Here are a few things to remember when writing to include non-English speaking (NES) audiences.
NES is non-mainstream
In the USA, Canada, UK or Australia, NES audiences include anyone who is not mainstream, or not part of the dominant cultural group. They may be from different ethnic or socio-economic backgrounds, and may be low-literate or illiterate. They may be inexperienced or unfamiliar with technology. Yet they are part of our society, and their children and grandchildren will grow up as part of two or more worlds.
As consumers, NES audiences still need to purchase basics – food, clothing, housing, medical care, and transportation. They also need Internet service and entertainment, and their social needs mean they are looking to become part of the greater community around them.
For you and your website, this means making your content inclusive – friendly to everyone, not only highly-educated people who were born with the same citizenship as you.
Here are a few "extreme" examples of non-inclusive language:
- "That is small potatoes."
- "Just give me an eensy-weensy piece of pie."
- "The store had slim pickings."
- "I wouldn't exactly say that it is not never going to be minuscule."
- " They live out in Woop Woop."
In your writing, avoid slang and idioms, and use vocabulary that can be understood by high school or middle school students. Avoid complex grammar such as double-negatives, or the Past Perfect Progressive tense.
Remember the low-literate and illiterate
You might be thinking, "What is an illiterate person doing on my website if they can't read!" People who are low-literate or illiterate in your language know that they need to learn how to read. If your website has audio and video files, they can hear the information and improve their English skills.
Audio and video files can also help everyone in your audience. Instead of writing a hundred words about – say – how to insert a new battery into a TV remote, it is easier to have a video that they can watch. A video doesn't need to be made expensively – just a mobile phone camera can make a video good enough for YouTube or your website.
Pay for a real translator
If you are targeting a language group, pay for a good translator, preferably a native speaker of that language. Do not rely solely on machine translation, such as Google Translate, or any website that promises to translate your paragraph with just a click.
If a document is critical to understand, such as a legal form, use "back-translation". That means using two translators – you send your English information to a Hazaragi translator, and then send the translator's work to a second translator to translate it back into English. What you end up with should convey your meaning in more or less the same way as what you started with. And yes, Hazaragi is a real language, spoken by the Hazara people in Afghanistan.
Use a reading level test
Two of the more popular readability tests are the Flesch reading-ease test and Flesch–Kincaid Grade Level Formula. Both are built in to many word processing programs such as WordPerfect and Microsoft Word.
In a Microsoft Word document, uses the following steps to perform the Flesch-Kincaid tests:
- Highlight the text.
- Click on the Office Button at the upper-left corner of the Word window, and then select Word Options.
- Select Proofing, then check the boxes for “Check grammar with spelling“ and for “Show readability statistics.“ Click OK.
- Now choose Review => Spelling & Grammar. Word will check the spelling and grammar, then display a small box with Flesch-Kincaid results.
The Flesch–Kincaid Grade Level Formula places sentence length as a weighting factor.

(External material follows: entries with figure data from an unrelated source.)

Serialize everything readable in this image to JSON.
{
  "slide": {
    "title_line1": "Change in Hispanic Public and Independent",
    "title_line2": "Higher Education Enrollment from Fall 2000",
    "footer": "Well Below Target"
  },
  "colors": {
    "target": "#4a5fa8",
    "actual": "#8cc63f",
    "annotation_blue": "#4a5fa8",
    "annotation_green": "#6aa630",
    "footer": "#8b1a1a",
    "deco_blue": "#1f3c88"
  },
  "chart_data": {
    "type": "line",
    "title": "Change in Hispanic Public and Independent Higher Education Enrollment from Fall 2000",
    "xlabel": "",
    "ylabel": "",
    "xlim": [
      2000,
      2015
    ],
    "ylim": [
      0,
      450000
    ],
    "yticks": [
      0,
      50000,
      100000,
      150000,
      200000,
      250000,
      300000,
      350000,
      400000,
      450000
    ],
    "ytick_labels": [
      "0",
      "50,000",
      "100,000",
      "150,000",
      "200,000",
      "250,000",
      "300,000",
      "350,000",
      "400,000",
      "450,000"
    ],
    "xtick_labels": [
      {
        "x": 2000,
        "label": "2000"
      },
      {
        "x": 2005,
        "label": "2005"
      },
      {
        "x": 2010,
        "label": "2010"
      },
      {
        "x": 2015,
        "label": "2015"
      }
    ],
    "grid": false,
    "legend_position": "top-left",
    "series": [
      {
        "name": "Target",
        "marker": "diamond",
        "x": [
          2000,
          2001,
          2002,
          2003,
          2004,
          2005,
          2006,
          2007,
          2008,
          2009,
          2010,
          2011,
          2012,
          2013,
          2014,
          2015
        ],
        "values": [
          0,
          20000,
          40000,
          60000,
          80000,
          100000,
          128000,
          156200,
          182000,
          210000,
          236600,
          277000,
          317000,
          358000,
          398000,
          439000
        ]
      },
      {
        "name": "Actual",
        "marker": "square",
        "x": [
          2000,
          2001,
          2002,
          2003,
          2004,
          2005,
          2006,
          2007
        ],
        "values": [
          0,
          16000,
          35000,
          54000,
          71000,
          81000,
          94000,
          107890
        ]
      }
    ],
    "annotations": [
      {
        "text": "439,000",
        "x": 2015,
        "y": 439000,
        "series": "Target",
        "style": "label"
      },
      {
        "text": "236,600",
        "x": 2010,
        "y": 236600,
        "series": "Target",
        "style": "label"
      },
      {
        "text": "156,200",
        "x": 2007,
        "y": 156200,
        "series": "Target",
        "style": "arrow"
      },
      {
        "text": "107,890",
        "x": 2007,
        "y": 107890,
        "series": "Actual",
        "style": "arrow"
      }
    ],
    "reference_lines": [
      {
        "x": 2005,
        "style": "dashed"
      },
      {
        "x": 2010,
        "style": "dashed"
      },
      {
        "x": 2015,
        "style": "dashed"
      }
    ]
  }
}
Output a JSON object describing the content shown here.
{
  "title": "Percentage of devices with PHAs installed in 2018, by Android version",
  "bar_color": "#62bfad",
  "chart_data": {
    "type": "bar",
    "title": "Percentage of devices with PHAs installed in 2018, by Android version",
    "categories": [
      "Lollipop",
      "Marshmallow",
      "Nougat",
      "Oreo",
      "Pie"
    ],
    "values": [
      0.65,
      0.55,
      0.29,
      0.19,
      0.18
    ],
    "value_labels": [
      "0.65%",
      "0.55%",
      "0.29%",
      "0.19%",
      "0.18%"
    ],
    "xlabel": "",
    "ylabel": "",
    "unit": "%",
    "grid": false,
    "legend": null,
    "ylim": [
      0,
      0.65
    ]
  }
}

As an example, Dr. Martin Luther King gave a famous speech "I Have a Dream". He gave it on 28 August 1963, during the height of the U.S. civil rights movement.
His entire speech scored Reading Ease 65.1 and Grade Level 8.8 – understandable to someone with just eight years of education, such as a 14-year-old.

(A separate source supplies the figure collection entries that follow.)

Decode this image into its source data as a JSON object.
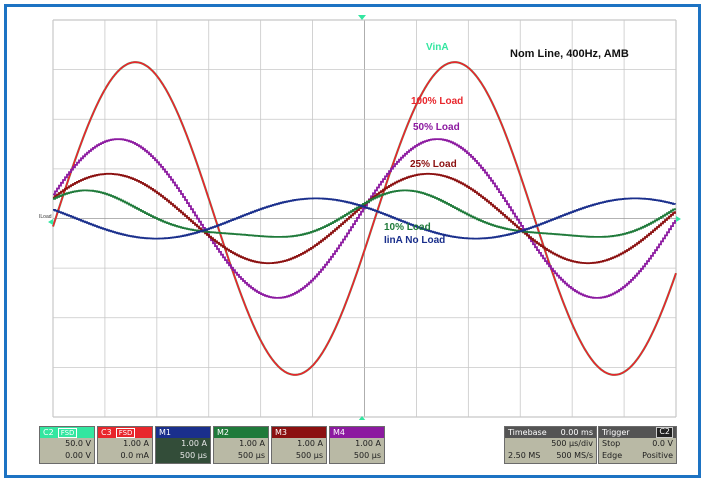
{
  "plot": {
    "title": "Nom Line, 400Hz, AMB",
    "bg_color": "#ffffff",
    "grid_color": "#c8c8c8",
    "left_marker": "ILoad"
  },
  "traces": [
    {
      "name": "VinA",
      "color": "#33e6a0",
      "amplitude": 3.15,
      "noise": 0.0,
      "step": 1
    },
    {
      "name": "100% Load",
      "color": "#e8262c",
      "amplitude": 3.15,
      "noise": 0.0,
      "step": 1
    },
    {
      "name": "50% Load",
      "color": "#8c1aa0",
      "amplitude": 1.6,
      "noise": 0.02,
      "step": 2
    },
    {
      "name": "25% Load",
      "color": "#8b1010",
      "amplitude": 0.9,
      "noise": 0.02,
      "step": 2
    },
    {
      "name": "10% Load",
      "color": "#1f7a3a",
      "amplitude": 0.45,
      "noise": 0.02,
      "step": 2
    },
    {
      "name": "IinA No Load",
      "color": "#1a2f8c",
      "amplitude": 0.45,
      "noise": 0.02,
      "step": 2
    }
  ],
  "channels": [
    {
      "tag": "C2",
      "fsd": "FSD",
      "color": "#33e6a0",
      "line1": "50.0 V",
      "line2": "0.00 V"
    },
    {
      "tag": "C3",
      "fsd": "FSD",
      "color": "#e8262c",
      "line1": "1.00 A",
      "line2": "0.0 mA"
    },
    {
      "tag": "M1",
      "fsd": "",
      "color": "#1a2f8c",
      "line1": "1.00 A",
      "line2": "500 µs"
    },
    {
      "tag": "M2",
      "fsd": "",
      "color": "#1f7a3a",
      "line1": "1.00 A",
      "line2": "500 µs"
    },
    {
      "tag": "M3",
      "fsd": "",
      "color": "#8b1010",
      "line1": "1.00 A",
      "line2": "500 µs"
    },
    {
      "tag": "M4",
      "fsd": "",
      "color": "#8c1aa0",
      "line1": "1.00 A",
      "line2": "500 µs"
    }
  ],
  "timebase": {
    "label": "Timebase",
    "offset": "0.00 ms",
    "per_div": "500 µs/div",
    "samples": "2.50 MS",
    "rate": "500 MS/s"
  },
  "trigger": {
    "label": "Trigger",
    "channel": "C2",
    "mode": "Stop",
    "level": "0.0 V",
    "type": "Edge",
    "slope": "Positive"
  }
}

Let's analyse the most difficult sentence in his speech:
I have a dream that one day, down in Alabama, with its vicious racists, with its governor having his lips dripping with the words of "interposition" and "nullification" -- one day right there in Alabama little black boys and black girls will be able to join hands with little white boys and white girls as sisters and brothers.
- Sentence length: 57 words
- Reading Ease score: 27.2 (college graduate level)

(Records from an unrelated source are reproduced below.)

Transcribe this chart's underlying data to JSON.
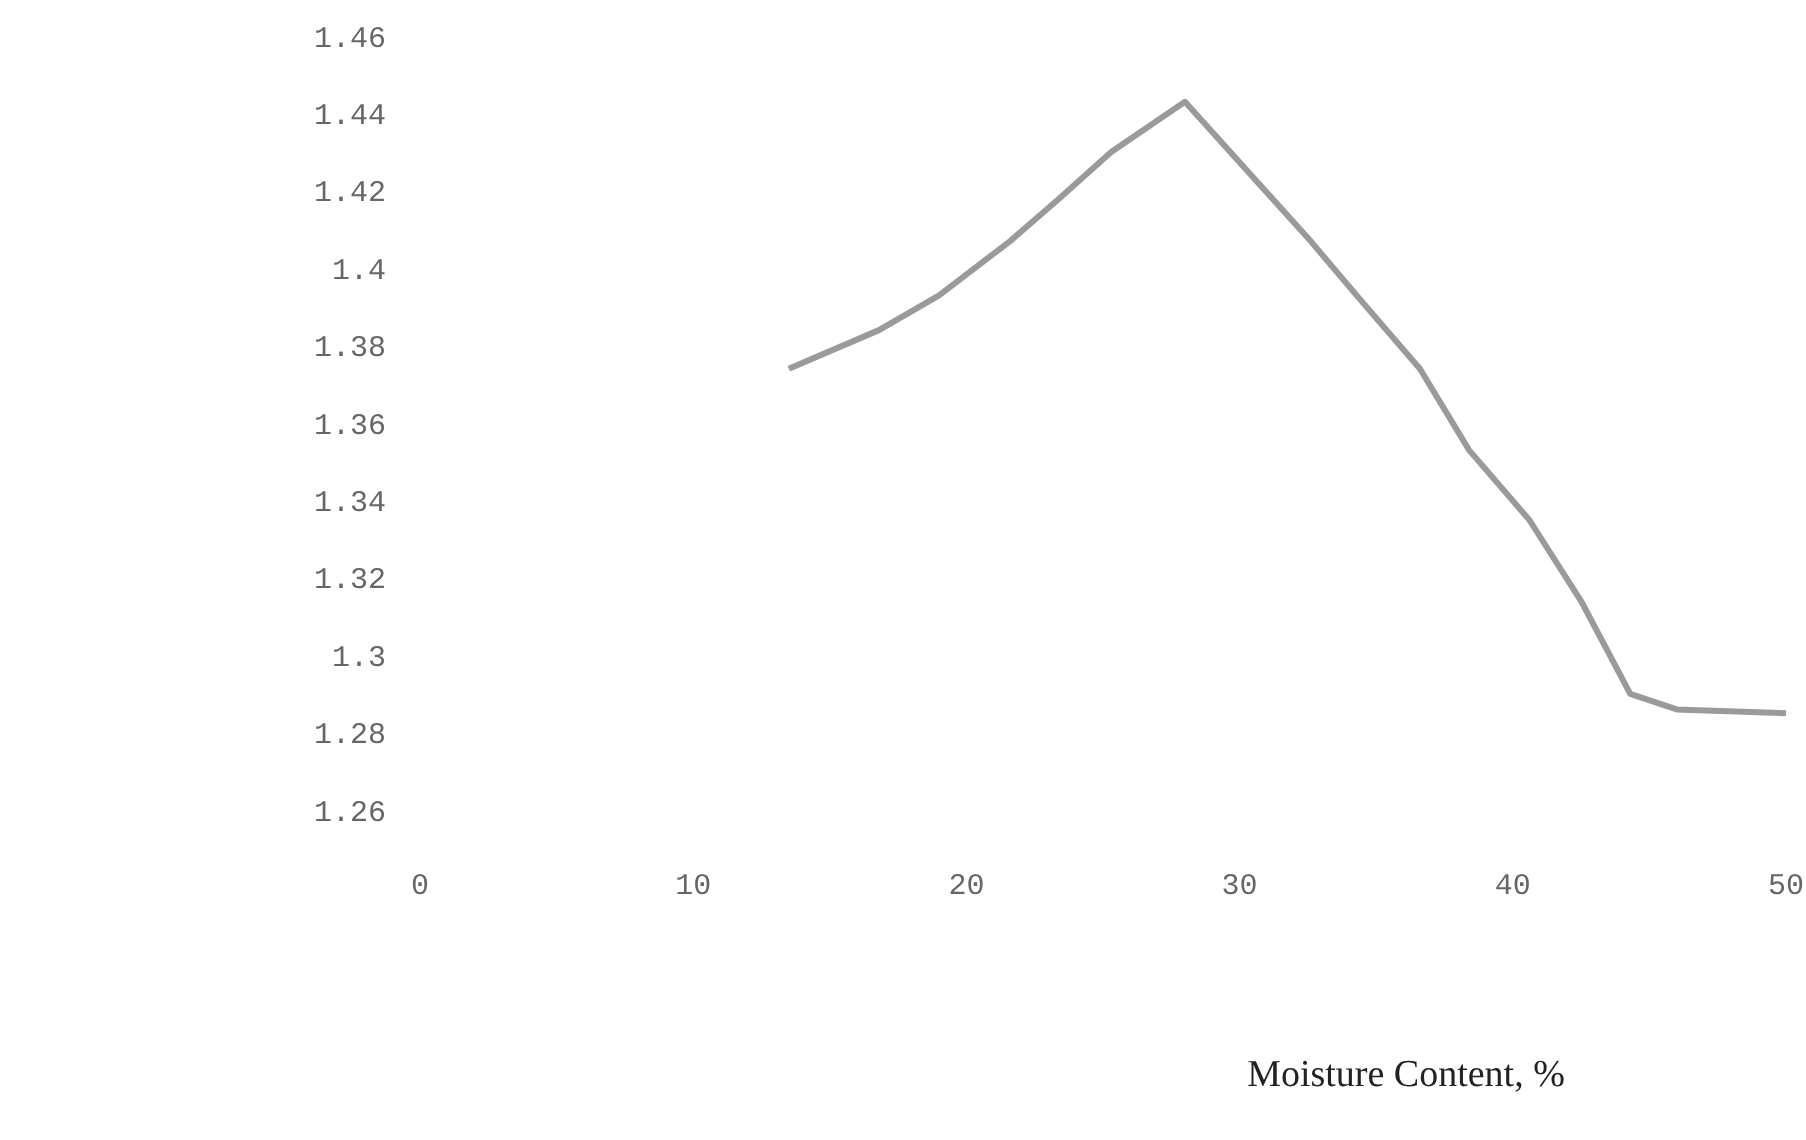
{
  "chart_data": {
    "type": "line",
    "xlabel": "Moisture Content, %",
    "x": [
      13.5,
      16.8,
      19,
      21.6,
      23.4,
      25.3,
      28,
      32.6,
      34.4,
      36.6,
      38.4,
      40.6,
      42.5,
      44.3,
      46,
      50
    ],
    "series": [
      {
        "color": "#9a9a9a",
        "values": [
          1.374,
          1.384,
          1.393,
          1.407,
          1.418,
          1.43,
          1.443,
          1.407,
          1.392,
          1.374,
          1.353,
          1.335,
          1.314,
          1.29,
          1.286,
          1.285
        ]
      }
    ],
    "xlim": [
      0,
      50
    ],
    "xticks": [
      0,
      10,
      20,
      30,
      40,
      50
    ],
    "ylim": [
      1.26,
      1.46
    ],
    "yticks": [
      1.26,
      1.28,
      1.3,
      1.32,
      1.34,
      1.36,
      1.38,
      1.4,
      1.42,
      1.44,
      1.46
    ],
    "marker": "none",
    "line_style": "solid"
  }
}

- Grade Level: 23.6 (23 years of education)
Alabama has vicious racists. Its governor's lips drip with the words of "interposition" and "nullification." I have a dream that one day, right there in Alabama, little black boys and black girls will be able to join hands with little white boys and white girls as sisters and brothers.
- Sentence length: 16.3 words average
- Reading Ease score: 65.9 (14-year-old level)
- Grade Level: 8.1 (8 years of education)
A problem with long sentences is that the audience must remember everything – they cannot refer to written text. Also, the speaker keeps going even if a listener doesn't understand a few words. This is why it is important to keep your speech simple.
Remember that if your English text is easy to understand, then it makes the readers and translators’ job easier.
Start writing with your NES audiences in mind too.